Hash Table and Hash Function:
We created a hash function, mapping a Board object (a board in the game) to a value. This value mod n, n being the number of threads, is its index into the TSPriorityQueue, mapping to a priority queue. Since our hash function is randomized, the neighbors of a node are likely to be hashed into different priority queues. This increases communication between threads and balances load among the priority queues. Along with the vector of priority queues, we also have a vector of hash tables. Each priority queue is paired with a hash table, and a hash table contains the Board objects that have been pushed into its matching priority queue. This avoids creating duplicate Board objects to represent the same board arrangement.

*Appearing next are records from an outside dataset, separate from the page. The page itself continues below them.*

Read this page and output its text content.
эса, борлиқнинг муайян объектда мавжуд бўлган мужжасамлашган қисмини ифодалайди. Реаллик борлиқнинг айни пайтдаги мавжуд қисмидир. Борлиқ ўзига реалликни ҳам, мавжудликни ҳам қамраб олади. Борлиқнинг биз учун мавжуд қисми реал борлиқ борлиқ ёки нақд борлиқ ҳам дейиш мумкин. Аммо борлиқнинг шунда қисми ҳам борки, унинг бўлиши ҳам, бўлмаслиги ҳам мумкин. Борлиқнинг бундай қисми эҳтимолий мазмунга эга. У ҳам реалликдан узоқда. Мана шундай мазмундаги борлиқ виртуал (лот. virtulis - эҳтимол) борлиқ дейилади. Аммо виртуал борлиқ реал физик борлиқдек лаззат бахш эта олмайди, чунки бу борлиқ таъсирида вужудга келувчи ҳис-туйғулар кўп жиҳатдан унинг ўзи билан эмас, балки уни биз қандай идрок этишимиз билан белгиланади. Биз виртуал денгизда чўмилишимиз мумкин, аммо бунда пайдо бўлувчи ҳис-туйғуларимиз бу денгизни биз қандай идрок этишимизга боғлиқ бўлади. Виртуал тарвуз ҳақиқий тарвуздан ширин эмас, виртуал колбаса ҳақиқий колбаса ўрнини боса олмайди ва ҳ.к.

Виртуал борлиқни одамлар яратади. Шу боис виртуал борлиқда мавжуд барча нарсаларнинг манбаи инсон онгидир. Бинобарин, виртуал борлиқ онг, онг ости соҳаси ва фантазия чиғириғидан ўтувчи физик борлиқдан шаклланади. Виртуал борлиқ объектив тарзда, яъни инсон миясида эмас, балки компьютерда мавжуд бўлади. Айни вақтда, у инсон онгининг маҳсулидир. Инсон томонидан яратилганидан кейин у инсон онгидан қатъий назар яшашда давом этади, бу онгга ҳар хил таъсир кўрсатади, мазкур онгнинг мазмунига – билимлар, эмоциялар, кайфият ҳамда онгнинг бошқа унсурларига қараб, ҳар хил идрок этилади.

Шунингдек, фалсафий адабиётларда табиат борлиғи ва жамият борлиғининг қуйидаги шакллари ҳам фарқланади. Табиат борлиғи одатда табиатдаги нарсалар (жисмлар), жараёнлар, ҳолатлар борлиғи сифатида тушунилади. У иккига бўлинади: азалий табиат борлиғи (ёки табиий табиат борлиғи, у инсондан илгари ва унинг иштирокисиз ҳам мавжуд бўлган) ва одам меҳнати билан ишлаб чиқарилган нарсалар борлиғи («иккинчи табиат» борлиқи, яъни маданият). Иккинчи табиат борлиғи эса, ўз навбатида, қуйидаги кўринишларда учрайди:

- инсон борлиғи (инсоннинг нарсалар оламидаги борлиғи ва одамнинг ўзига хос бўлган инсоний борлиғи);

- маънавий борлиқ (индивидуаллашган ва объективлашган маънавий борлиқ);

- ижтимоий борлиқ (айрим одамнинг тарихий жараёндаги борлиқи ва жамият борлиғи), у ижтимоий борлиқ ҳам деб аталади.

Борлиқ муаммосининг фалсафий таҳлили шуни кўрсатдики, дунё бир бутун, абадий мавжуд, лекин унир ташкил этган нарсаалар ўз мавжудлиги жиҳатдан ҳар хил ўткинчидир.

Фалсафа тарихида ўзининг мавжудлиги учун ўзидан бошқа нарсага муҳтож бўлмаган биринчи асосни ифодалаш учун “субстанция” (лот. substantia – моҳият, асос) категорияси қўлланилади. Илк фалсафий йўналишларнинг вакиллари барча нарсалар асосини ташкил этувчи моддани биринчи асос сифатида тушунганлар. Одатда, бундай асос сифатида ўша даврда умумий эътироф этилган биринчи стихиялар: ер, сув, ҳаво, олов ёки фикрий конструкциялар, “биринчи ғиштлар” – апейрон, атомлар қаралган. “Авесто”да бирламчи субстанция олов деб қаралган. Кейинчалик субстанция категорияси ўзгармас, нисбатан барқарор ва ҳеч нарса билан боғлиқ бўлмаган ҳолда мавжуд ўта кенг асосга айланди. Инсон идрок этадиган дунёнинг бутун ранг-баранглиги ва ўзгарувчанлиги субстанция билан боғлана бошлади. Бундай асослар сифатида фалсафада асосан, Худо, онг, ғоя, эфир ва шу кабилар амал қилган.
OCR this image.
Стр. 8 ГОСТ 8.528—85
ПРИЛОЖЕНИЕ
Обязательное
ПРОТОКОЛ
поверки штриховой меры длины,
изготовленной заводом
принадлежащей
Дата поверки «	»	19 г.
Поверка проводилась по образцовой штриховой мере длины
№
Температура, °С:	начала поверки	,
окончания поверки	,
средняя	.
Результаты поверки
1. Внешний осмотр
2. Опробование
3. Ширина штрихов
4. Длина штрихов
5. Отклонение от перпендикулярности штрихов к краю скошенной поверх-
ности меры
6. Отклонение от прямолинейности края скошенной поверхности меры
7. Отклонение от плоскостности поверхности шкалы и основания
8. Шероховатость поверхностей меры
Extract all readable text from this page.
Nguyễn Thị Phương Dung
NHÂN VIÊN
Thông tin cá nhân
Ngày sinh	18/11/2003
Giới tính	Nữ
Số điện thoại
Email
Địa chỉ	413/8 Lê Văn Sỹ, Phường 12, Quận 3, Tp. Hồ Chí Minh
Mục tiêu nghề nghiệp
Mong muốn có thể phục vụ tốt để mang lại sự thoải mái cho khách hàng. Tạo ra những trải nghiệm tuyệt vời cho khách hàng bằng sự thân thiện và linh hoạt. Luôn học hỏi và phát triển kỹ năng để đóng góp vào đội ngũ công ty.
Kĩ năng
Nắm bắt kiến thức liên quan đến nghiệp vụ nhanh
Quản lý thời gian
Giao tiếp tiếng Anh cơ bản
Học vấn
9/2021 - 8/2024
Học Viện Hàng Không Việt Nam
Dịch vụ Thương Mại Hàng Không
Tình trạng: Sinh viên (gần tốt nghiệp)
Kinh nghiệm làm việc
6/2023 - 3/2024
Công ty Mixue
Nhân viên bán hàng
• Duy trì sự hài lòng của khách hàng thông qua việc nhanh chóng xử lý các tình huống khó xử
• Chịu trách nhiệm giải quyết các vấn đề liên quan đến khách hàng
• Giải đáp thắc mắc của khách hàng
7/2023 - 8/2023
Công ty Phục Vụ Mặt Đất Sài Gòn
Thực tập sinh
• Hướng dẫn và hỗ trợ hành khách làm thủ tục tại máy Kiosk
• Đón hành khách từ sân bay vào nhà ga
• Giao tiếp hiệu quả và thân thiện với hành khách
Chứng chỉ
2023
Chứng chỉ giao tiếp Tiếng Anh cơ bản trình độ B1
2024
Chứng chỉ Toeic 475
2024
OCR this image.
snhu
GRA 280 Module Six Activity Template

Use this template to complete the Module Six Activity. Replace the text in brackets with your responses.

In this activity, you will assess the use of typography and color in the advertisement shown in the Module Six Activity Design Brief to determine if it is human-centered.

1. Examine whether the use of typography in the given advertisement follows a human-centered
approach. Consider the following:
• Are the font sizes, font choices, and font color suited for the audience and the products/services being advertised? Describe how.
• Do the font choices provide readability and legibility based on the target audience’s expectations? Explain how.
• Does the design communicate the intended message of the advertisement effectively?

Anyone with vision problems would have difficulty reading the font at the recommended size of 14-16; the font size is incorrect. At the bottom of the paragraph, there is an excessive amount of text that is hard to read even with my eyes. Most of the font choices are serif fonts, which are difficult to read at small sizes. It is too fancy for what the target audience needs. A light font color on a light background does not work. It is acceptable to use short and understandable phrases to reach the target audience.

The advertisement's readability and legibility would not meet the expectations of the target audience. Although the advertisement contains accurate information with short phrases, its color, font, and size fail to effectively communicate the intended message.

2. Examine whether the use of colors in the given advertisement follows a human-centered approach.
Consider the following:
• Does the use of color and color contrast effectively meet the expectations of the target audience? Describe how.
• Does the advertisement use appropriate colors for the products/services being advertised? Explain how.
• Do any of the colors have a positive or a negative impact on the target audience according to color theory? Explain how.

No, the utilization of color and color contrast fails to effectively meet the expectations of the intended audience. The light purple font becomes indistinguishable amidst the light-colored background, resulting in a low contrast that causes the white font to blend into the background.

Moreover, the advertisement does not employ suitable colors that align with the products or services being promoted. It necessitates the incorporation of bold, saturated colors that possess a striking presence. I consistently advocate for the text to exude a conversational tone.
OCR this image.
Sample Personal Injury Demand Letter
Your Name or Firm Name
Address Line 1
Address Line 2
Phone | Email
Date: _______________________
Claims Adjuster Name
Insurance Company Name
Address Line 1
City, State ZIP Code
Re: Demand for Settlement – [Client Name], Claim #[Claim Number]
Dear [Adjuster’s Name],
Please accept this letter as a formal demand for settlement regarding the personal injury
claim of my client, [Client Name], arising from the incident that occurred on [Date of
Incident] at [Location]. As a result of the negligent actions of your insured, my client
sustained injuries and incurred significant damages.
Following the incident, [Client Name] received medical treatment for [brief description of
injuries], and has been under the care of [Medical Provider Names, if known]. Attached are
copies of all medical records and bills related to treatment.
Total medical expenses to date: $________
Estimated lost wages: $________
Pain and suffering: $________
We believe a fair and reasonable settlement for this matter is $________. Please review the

Ensuring Optimality of Solution:
Our parallel version saw speed-up; however, we wished to ensure optimality of the solution outputted. The sequential A* was optimal, because it pushed nodes in monotonically ascending order. Therefore, if we pop the goal state, we are assured that the key value seen is the lowest possible key value. However, this is not guaranteed when using multiple threads. For example, thread 0 could pop off a goal state with key value of 100. At the same time, thread 5 could pop off another node with key value of 50. This node could then lead to the goal state with a lower key value than 100. To solve this issue, we replicated assignment 4 and created a handle-tick function. This function would check if the goal state has been expanded and, if so, compares its key value to the global minimum of TSPriorityQueue. If the goal state's key value is smaller, then we are assured no smaller path to the goal state exists.

Further Optimization
In our parallel implementation, each thread is mapped to a single priority queue. However, we wished to further lower contention and increase flexibility. We made further optimizations by increasing the number of priority queues through an integer "multiplier". Therefore, we would create multiplier number of priority queues for each thread, rather than 1 per.

Results

Runtime

Figure 1: To produce this graph, we ran 3 files, each with a 4x4 board input. We compared our sequential baseline with our parallel version, varying the number of threads used. We ran this code on the GHC machines, which has 8 hyperthreaded cores. The initial increase in execution time (between sequential and 2-threaded versions) could be due to large overhead in spawning threads. As thread count increases, execution time significantly decreases.

Speedup

Figure 2: This displays the same data as Figure 1. On the y-axis, we plot speed-up, rather than execution time. The 16-threaded version sees 2x speed-up compared to the sequential version.

Runtime Optimized

Figure 3: This graph runs the same files as before. All factors are constant, except we utilize 128 priority queues per thread, rather than 1 per. We chose 128 after meticulous testing. Too few priority queues results in contention, whereas too many priority queues is wasteful of memory. Compared to Figure 1, there is a sharper decrease in execution time, with the 16-threaded version taking significantly less time.

Speedup Optimized

Figure 4: This displays the same data as Figure 3, plotting speed-up rather than execution time. Recall that with 1 priority queue per thread, we achieved a 2x speedup. With the increase in priority queues, we achieve a 5-6x speedup. This optimization was very successful.

Challenges
When developing our implementation, we discovered the C++ library does not support an "update" function for priority queues. Therefore, in order to modify the key value of an element in the queue, we must delete the element and insert again with the updated key value. To circumvent this issue, we created our own implementation of a priority queue, supporting the insert operation. We also implemented a thread-safe data structure, consisting of a vector of coarse-grained priority queues.

It was difficult to create an efficient, load-balanced hash function. Initially, our parallel version did not see great speed-up. We discovered this was a result of a poor hash function, resulting in load imbalance and low speed-up.

References
The algorithm for parallelization and ensuring optimality was created by ourselves.

Distribution of Work
Equal work was done by each group member.